00h12mn, les cars se positionnent à l’entrée de la salle d’embarquement. Les futurs hadj sortent alors de leur torpeur. Les bagages sur la tête ou en main, chacun veut franchir le portail le premier. Sentant la bousculade venir, le speaker a vite fait un rappel à l’ordre : «Ne vous bousculez pas. La première personne à monter dans l’avion ne sera pas la première à atterrir à la Mecque. Vous partirez tous, il y a de la place pour tout le monde. Allez-y doucement, les femmes d’abord». Son vœu est exaucé.
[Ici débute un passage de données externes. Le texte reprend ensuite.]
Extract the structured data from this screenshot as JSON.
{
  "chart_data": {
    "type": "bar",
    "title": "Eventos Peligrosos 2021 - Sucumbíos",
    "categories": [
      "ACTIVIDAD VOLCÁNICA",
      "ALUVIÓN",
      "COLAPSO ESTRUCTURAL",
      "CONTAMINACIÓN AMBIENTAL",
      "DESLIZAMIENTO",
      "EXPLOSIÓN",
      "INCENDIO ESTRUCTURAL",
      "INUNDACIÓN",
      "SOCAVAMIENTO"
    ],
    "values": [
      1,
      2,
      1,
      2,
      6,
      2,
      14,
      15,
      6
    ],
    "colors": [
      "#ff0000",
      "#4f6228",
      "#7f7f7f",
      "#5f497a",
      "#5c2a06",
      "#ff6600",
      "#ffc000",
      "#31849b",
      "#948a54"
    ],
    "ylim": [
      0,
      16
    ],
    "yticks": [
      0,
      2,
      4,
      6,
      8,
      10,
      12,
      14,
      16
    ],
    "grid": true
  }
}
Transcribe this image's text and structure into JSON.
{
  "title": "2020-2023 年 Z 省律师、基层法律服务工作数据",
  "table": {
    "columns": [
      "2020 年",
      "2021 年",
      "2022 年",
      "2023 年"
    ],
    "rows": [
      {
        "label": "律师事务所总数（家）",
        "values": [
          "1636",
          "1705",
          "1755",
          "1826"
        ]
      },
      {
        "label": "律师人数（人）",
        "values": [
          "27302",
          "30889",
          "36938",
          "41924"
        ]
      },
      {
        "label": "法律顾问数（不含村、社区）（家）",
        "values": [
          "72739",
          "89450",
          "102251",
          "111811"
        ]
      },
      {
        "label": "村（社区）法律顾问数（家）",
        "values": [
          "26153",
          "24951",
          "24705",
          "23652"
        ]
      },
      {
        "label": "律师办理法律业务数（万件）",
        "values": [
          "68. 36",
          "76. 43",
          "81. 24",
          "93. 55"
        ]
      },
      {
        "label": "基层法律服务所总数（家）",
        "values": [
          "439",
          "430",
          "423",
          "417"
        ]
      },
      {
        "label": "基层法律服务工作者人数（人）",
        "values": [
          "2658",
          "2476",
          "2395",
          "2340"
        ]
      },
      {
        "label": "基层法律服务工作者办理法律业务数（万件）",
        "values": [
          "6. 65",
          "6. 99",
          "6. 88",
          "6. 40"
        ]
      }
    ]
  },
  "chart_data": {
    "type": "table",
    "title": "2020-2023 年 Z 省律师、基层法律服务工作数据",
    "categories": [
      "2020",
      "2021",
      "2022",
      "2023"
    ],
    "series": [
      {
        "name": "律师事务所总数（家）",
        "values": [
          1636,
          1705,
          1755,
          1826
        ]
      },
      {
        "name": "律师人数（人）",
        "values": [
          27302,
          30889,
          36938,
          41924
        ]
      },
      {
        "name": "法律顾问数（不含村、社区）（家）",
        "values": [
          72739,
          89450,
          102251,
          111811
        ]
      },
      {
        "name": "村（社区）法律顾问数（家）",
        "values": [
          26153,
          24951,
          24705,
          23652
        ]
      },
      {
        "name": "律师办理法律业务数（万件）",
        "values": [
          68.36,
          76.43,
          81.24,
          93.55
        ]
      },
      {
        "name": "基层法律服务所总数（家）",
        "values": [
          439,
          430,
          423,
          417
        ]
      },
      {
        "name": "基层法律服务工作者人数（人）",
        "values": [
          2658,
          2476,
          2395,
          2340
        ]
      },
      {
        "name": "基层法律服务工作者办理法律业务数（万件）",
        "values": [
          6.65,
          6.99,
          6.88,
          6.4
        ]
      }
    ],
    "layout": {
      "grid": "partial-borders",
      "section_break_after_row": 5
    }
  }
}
En file indienne, les femmes sont effectivement les premières à prendre place dans les véhicules qui les conduiront dans l’avion stationné quelques centaines de mètres plus loin. Cette opération de transfert va au rythme des voyageurs. Au pied de l’avion, les badges et les chasubles ne sont pas suffisants pour avoir accès à l’intérieur. Pour les agents de sécurité, cela ne relève plus de leurs compétence, mais de celle de l’avionneur. Mais la baraka est avec l’équipe de reportage, un de ses représentants de la société qui a affrété l’avion est un confrère. Il facilite la tâche. 05 mn, c’est le temps pour y jeter un coup d’œil. Le photographe-reporter se lance alors dans une course à l’intérieur de «l’oiseau de fer». Quelques clichés à gauche. Autant à droite. Une pause avec l’équipage pour la postérité. Et le voilà prié de libérer les lieux pour permettre la poursuite de l’installation des pèlerins. 01h50, les agents de sécurité quittent leurs différents postes. «Bonne soirée, c’est le repos !», lance l’un d’entre eux à son collègue toujours sur la piste pour les dernières formalités. Une dizaine de minutes plus tard, les différentes portes de l’avion se ferment et la passerelle se retire. A 2h16 mn, l’avion quitte son stationnement pour rejoindre la piste de décollage. C’est parti ainsi pour le deuxième vol des candidats burkinabè au Hadj 2013.